The distribution of counts per spot for a given gene can also be plotted. For example, MAP2K2. When querying a gene, keep in mind that the query is case-sensitive. Since these are human samples, use all-upper case letters.
Click “GENERATE PLOTS” to show the number of MAP2K2 counts per spot.

Visualization

Gene expression comparative visualization

Click the Visualization module on the left side menu.
You can search for your favorite gene in the Search and select genes menu. For this example query and click IGKC.
Also query and click FN1 gene.
Lastly, also query and click C1QA.
Click blue “GENERATE PLOTS” button to create the plot.

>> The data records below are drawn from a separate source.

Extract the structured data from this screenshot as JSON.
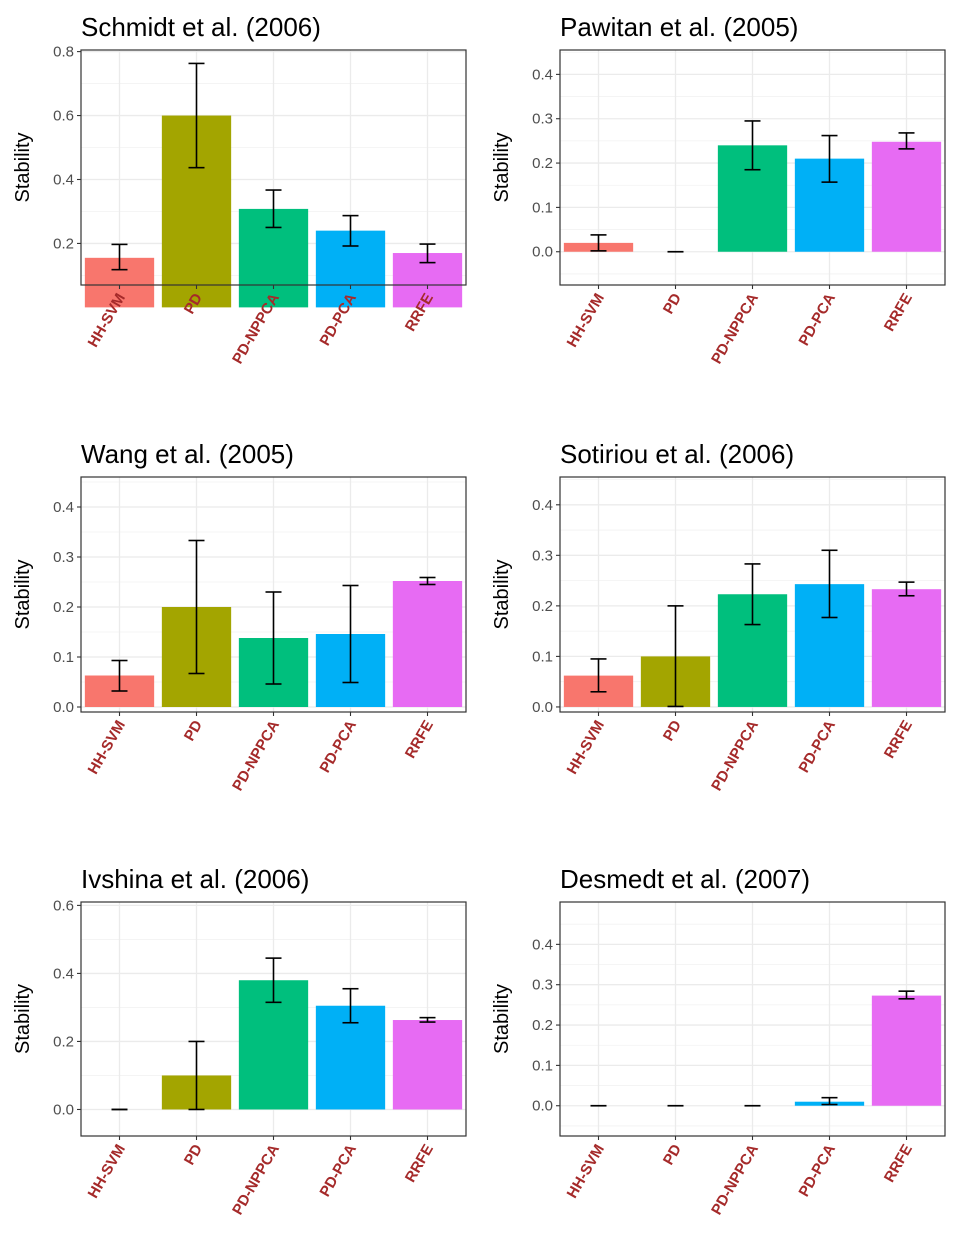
{
  "figure": {
    "ylabel": "Stability"
  },
  "chart_data": [
    {
      "type": "bar",
      "title": "Schmidt et al. (2006)",
      "xlabel": "",
      "ylabel": "Stability",
      "categories": [
        "HH-SVM",
        "PD",
        "PD-NPPCA",
        "PD-PCA",
        "RRFE"
      ],
      "values": [
        0.155,
        0.6,
        0.308,
        0.24,
        0.17
      ],
      "error_low": [
        0.118,
        0.437,
        0.25,
        0.192,
        0.14
      ],
      "error_high": [
        0.197,
        0.763,
        0.367,
        0.287,
        0.198
      ],
      "colors": [
        "#F8766D",
        "#A3A500",
        "#00BF7D",
        "#00B0F6",
        "#E76BF3"
      ],
      "ylim": [
        0.07,
        0.805
      ],
      "yticks": [
        0.2,
        0.4,
        0.6,
        0.8
      ],
      "yticklabels": [
        "0.2",
        "0.4",
        "0.6",
        "0.8"
      ]
    },
    {
      "type": "bar",
      "title": "Pawitan et al. (2005)",
      "xlabel": "",
      "ylabel": "Stability",
      "categories": [
        "HH-SVM",
        "PD",
        "PD-NPPCA",
        "PD-PCA",
        "RRFE"
      ],
      "values": [
        0.02,
        0.0,
        0.24,
        0.21,
        0.248
      ],
      "error_low": [
        0.002,
        0.0,
        0.185,
        0.157,
        0.232
      ],
      "error_high": [
        0.038,
        0.0,
        0.295,
        0.262,
        0.268
      ],
      "colors": [
        "#F8766D",
        "#A3A500",
        "#00BF7D",
        "#00B0F6",
        "#E76BF3"
      ],
      "ylim": [
        -0.075,
        0.455
      ],
      "yticks": [
        0.0,
        0.1,
        0.2,
        0.3,
        0.4
      ],
      "yticklabels": [
        "0.0",
        "0.1",
        "0.2",
        "0.3",
        "0.4"
      ]
    },
    {
      "type": "bar",
      "title": "Wang et al. (2005)",
      "xlabel": "",
      "ylabel": "Stability",
      "categories": [
        "HH-SVM",
        "PD",
        "PD-NPPCA",
        "PD-PCA",
        "RRFE"
      ],
      "values": [
        0.063,
        0.2,
        0.138,
        0.146,
        0.252
      ],
      "error_low": [
        0.032,
        0.067,
        0.046,
        0.049,
        0.245
      ],
      "error_high": [
        0.093,
        0.333,
        0.23,
        0.243,
        0.259
      ],
      "colors": [
        "#F8766D",
        "#A3A500",
        "#00BF7D",
        "#00B0F6",
        "#E76BF3"
      ],
      "ylim": [
        -0.01,
        0.46
      ],
      "yticks": [
        0.0,
        0.1,
        0.2,
        0.3,
        0.4
      ],
      "yticklabels": [
        "0.0",
        "0.1",
        "0.2",
        "0.3",
        "0.4"
      ]
    },
    {
      "type": "bar",
      "title": "Sotiriou et al. (2006)",
      "xlabel": "",
      "ylabel": "Stability",
      "categories": [
        "HH-SVM",
        "PD",
        "PD-NPPCA",
        "PD-PCA",
        "RRFE"
      ],
      "values": [
        0.062,
        0.1,
        0.223,
        0.243,
        0.233
      ],
      "error_low": [
        0.03,
        0.001,
        0.163,
        0.177,
        0.22
      ],
      "error_high": [
        0.095,
        0.2,
        0.283,
        0.31,
        0.247
      ],
      "colors": [
        "#F8766D",
        "#A3A500",
        "#00BF7D",
        "#00B0F6",
        "#E76BF3"
      ],
      "ylim": [
        -0.01,
        0.455
      ],
      "yticks": [
        0.0,
        0.1,
        0.2,
        0.3,
        0.4
      ],
      "yticklabels": [
        "0.0",
        "0.1",
        "0.2",
        "0.3",
        "0.4"
      ]
    },
    {
      "type": "bar",
      "title": "Ivshina et al. (2006)",
      "xlabel": "",
      "ylabel": "Stability",
      "categories": [
        "HH-SVM",
        "PD",
        "PD-NPPCA",
        "PD-PCA",
        "RRFE"
      ],
      "values": [
        0.0,
        0.1,
        0.38,
        0.305,
        0.263
      ],
      "error_low": [
        0.0,
        0.0,
        0.315,
        0.255,
        0.257
      ],
      "error_high": [
        0.0,
        0.2,
        0.445,
        0.355,
        0.27
      ],
      "colors": [
        "#F8766D",
        "#A3A500",
        "#00BF7D",
        "#00B0F6",
        "#E76BF3"
      ],
      "ylim": [
        -0.078,
        0.61
      ],
      "yticks": [
        0.0,
        0.2,
        0.4,
        0.6
      ],
      "yticklabels": [
        "0.0",
        "0.2",
        "0.4",
        "0.6"
      ]
    },
    {
      "type": "bar",
      "title": "Desmedt et al. (2007)",
      "xlabel": "",
      "ylabel": "Stability",
      "categories": [
        "HH-SVM",
        "PD",
        "PD-NPPCA",
        "PD-PCA",
        "RRFE"
      ],
      "values": [
        0.0,
        0.0,
        0.0,
        0.01,
        0.273
      ],
      "error_low": [
        0.0,
        0.0,
        0.0,
        0.003,
        0.265
      ],
      "error_high": [
        0.0,
        0.0,
        0.0,
        0.02,
        0.284
      ],
      "colors": [
        "#F8766D",
        "#A3A500",
        "#00BF7D",
        "#00B0F6",
        "#E76BF3"
      ],
      "ylim": [
        -0.075,
        0.505
      ],
      "yticks": [
        0.0,
        0.1,
        0.2,
        0.3,
        0.4
      ],
      "yticklabels": [
        "0.0",
        "0.1",
        "0.2",
        "0.3",
        "0.4"
      ]
    }
  ]
}
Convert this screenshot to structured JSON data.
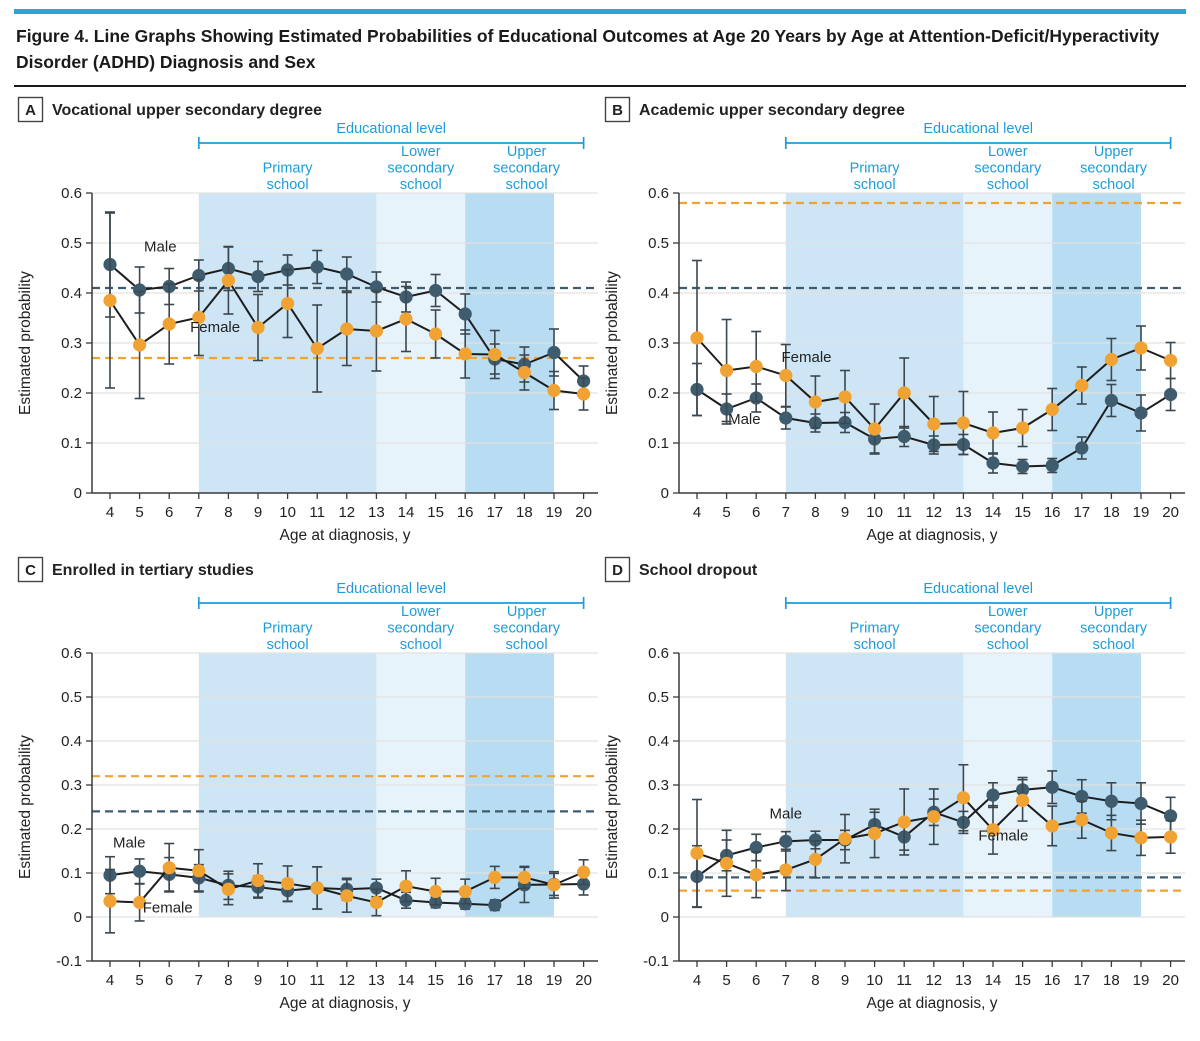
{
  "figure": {
    "title": "Figure 4. Line Graphs Showing Estimated Probabilities of Educational Outcomes at Age 20 Years by Age at Attention-Deficit/Hyperactivity Disorder (ADHD) Diagnosis and Sex"
  },
  "colors": {
    "top_rule": "#2ea3d9",
    "accent_blue": "#1e9cd8",
    "male": "#3e5c6d",
    "female": "#f0a232",
    "series_line": "#1d1d1d",
    "error_bar": "#3c474f",
    "grid": "#e2e2df",
    "axis": "#3a3a3a",
    "text": "#222222",
    "band_primary": "#cde5f4",
    "band_lower": "#e7f3fb",
    "band_upper": "#b8dcf2"
  },
  "shared": {
    "xlabel": "Age at diagnosis, y",
    "ylabel": "Estimated probability",
    "bracket_label": "Educational level",
    "x": [
      4,
      5,
      6,
      7,
      8,
      9,
      10,
      11,
      12,
      13,
      14,
      15,
      16,
      17,
      18,
      19,
      20
    ],
    "bands": [
      {
        "label_lines": [
          "Primary",
          "school"
        ],
        "from": 7,
        "to": 13,
        "color_key": "band_primary",
        "label_dx": 0
      },
      {
        "label_lines": [
          "Lower",
          "secondary",
          "school"
        ],
        "from": 13,
        "to": 16,
        "color_key": "band_lower",
        "label_dx": 0
      },
      {
        "label_lines": [
          "Upper",
          "secondary",
          "school"
        ],
        "from": 16,
        "to": 19,
        "color_key": "band_upper",
        "label_dx": 17
      }
    ]
  },
  "chart_data": [
    {
      "type": "line",
      "letter": "A",
      "title": "Vocational upper secondary degree",
      "ylim": [
        0,
        0.6
      ],
      "yticks": [
        0,
        0.1,
        0.2,
        0.3,
        0.4,
        0.5,
        0.6
      ],
      "series": [
        {
          "name": "Male",
          "color_key": "male",
          "ref_line": 0.41,
          "label_at": [
            5.7,
            0.483
          ],
          "values": [
            0.457,
            0.406,
            0.413,
            0.435,
            0.449,
            0.433,
            0.446,
            0.452,
            0.438,
            0.412,
            0.392,
            0.405,
            0.358,
            0.268,
            0.257,
            0.281,
            0.224
          ],
          "err": [
            0.105,
            0.046,
            0.036,
            0.031,
            0.044,
            0.03,
            0.03,
            0.033,
            0.034,
            0.03,
            0.03,
            0.032,
            0.04,
            0.03,
            0.035,
            0.047,
            0.03
          ]
        },
        {
          "name": "Female",
          "color_key": "female",
          "ref_line": 0.27,
          "label_at": [
            7.55,
            0.322
          ],
          "values": [
            0.385,
            0.296,
            0.338,
            0.351,
            0.425,
            0.331,
            0.379,
            0.289,
            0.328,
            0.324,
            0.348,
            0.318,
            0.278,
            0.277,
            0.241,
            0.205,
            0.198
          ],
          "err": [
            0.175,
            0.107,
            0.08,
            0.076,
            0.067,
            0.066,
            0.068,
            0.087,
            0.073,
            0.08,
            0.065,
            0.048,
            0.048,
            0.048,
            0.035,
            0.038,
            0.032
          ]
        }
      ]
    },
    {
      "type": "line",
      "letter": "B",
      "title": "Academic upper secondary degree",
      "ylim": [
        0,
        0.6
      ],
      "yticks": [
        0,
        0.1,
        0.2,
        0.3,
        0.4,
        0.5,
        0.6
      ],
      "series": [
        {
          "name": "Male",
          "color_key": "male",
          "ref_line": 0.41,
          "label_at": [
            5.6,
            0.138
          ],
          "values": [
            0.207,
            0.168,
            0.19,
            0.15,
            0.14,
            0.141,
            0.108,
            0.113,
            0.096,
            0.097,
            0.06,
            0.053,
            0.055,
            0.09,
            0.185,
            0.16,
            0.197
          ],
          "err": [
            0.052,
            0.03,
            0.028,
            0.022,
            0.018,
            0.02,
            0.028,
            0.02,
            0.018,
            0.02,
            0.02,
            0.014,
            0.014,
            0.022,
            0.032,
            0.036,
            0.032
          ]
        },
        {
          "name": "Female",
          "color_key": "female",
          "ref_line": 0.58,
          "label_at": [
            7.7,
            0.262
          ],
          "values": [
            0.31,
            0.245,
            0.253,
            0.235,
            0.182,
            0.192,
            0.128,
            0.2,
            0.138,
            0.14,
            0.12,
            0.13,
            0.167,
            0.215,
            0.267,
            0.29,
            0.265
          ],
          "err": [
            0.155,
            0.102,
            0.07,
            0.062,
            0.052,
            0.053,
            0.05,
            0.07,
            0.055,
            0.063,
            0.042,
            0.037,
            0.042,
            0.037,
            0.042,
            0.044,
            0.036
          ]
        }
      ]
    },
    {
      "type": "line",
      "letter": "C",
      "title": "Enrolled in tertiary studies",
      "ylim": [
        -0.1,
        0.6
      ],
      "yticks": [
        -0.1,
        0,
        0.1,
        0.2,
        0.3,
        0.4,
        0.5,
        0.6
      ],
      "series": [
        {
          "name": "Male",
          "color_key": "male",
          "ref_line": 0.24,
          "label_at": [
            4.65,
            0.158
          ],
          "values": [
            0.095,
            0.104,
            0.097,
            0.089,
            0.072,
            0.068,
            0.06,
            0.066,
            0.063,
            0.066,
            0.038,
            0.033,
            0.03,
            0.027,
            0.073,
            0.074,
            0.075
          ],
          "err": [
            0.042,
            0.028,
            0.038,
            0.03,
            0.032,
            0.025,
            0.025,
            0.048,
            0.025,
            0.02,
            0.018,
            0.012,
            0.012,
            0.012,
            0.04,
            0.025,
            0.025
          ]
        },
        {
          "name": "Female",
          "color_key": "female",
          "ref_line": 0.32,
          "label_at": [
            5.95,
            0.01
          ],
          "values": [
            0.036,
            0.033,
            0.112,
            0.105,
            0.063,
            0.083,
            0.076,
            0.066,
            0.048,
            0.033,
            0.07,
            0.058,
            0.058,
            0.09,
            0.09,
            0.073,
            0.102
          ],
          "err": [
            0.072,
            0.042,
            0.055,
            0.048,
            0.035,
            0.038,
            0.04,
            0.048,
            0.037,
            0.03,
            0.035,
            0.03,
            0.028,
            0.025,
            0.025,
            0.03,
            0.028
          ]
        }
      ]
    },
    {
      "type": "line",
      "letter": "D",
      "title": "School dropout",
      "ylim": [
        -0.1,
        0.6
      ],
      "yticks": [
        -0.1,
        0,
        0.1,
        0.2,
        0.3,
        0.4,
        0.5,
        0.6
      ],
      "series": [
        {
          "name": "Male",
          "color_key": "male",
          "ref_line": 0.09,
          "label_at": [
            7.0,
            0.224
          ],
          "values": [
            0.092,
            0.14,
            0.158,
            0.172,
            0.175,
            0.175,
            0.21,
            0.182,
            0.238,
            0.215,
            0.277,
            0.289,
            0.295,
            0.274,
            0.263,
            0.258,
            0.23
          ],
          "err": [
            0.07,
            0.035,
            0.03,
            0.022,
            0.02,
            0.022,
            0.028,
            0.03,
            0.03,
            0.025,
            0.028,
            0.028,
            0.037,
            0.038,
            0.042,
            0.047,
            0.042
          ]
        },
        {
          "name": "Female",
          "color_key": "female",
          "ref_line": 0.06,
          "label_at": [
            14.35,
            0.174
          ],
          "values": [
            0.145,
            0.122,
            0.096,
            0.107,
            0.131,
            0.178,
            0.19,
            0.216,
            0.228,
            0.271,
            0.198,
            0.265,
            0.207,
            0.221,
            0.191,
            0.18,
            0.182
          ],
          "err": [
            0.122,
            0.075,
            0.052,
            0.047,
            0.042,
            0.055,
            0.055,
            0.075,
            0.063,
            0.075,
            0.055,
            0.047,
            0.045,
            0.042,
            0.04,
            0.04,
            0.037
          ]
        }
      ]
    }
  ]
}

Click here for instructions on gene expression surfaces.

Expression surface

Alternatively, an “expression surface” can be generated. This is a type of plot where expression values are inferred for the spaces not quantified between spots

Click the “Expression surface” tab.
In the Search and select genes menu search and select IGKC.
Click “ESTIMATE SURFACES” button to create the plot.

Spatial Domain Detection

Click the “Spatial domain detection” on the left side menu.
Now in the Number of domains slider put 3 to 5 domains will be detected in the samples. This is how many clusters will attempt to be identified.
For Number of most variable genes to use choose 3000 with high variation will be used to detect the domains.
Finally, click “RUN STCLUST” to find clusters.
Explore the results by clicking each K= tab.

Images can be exported in multiple formats.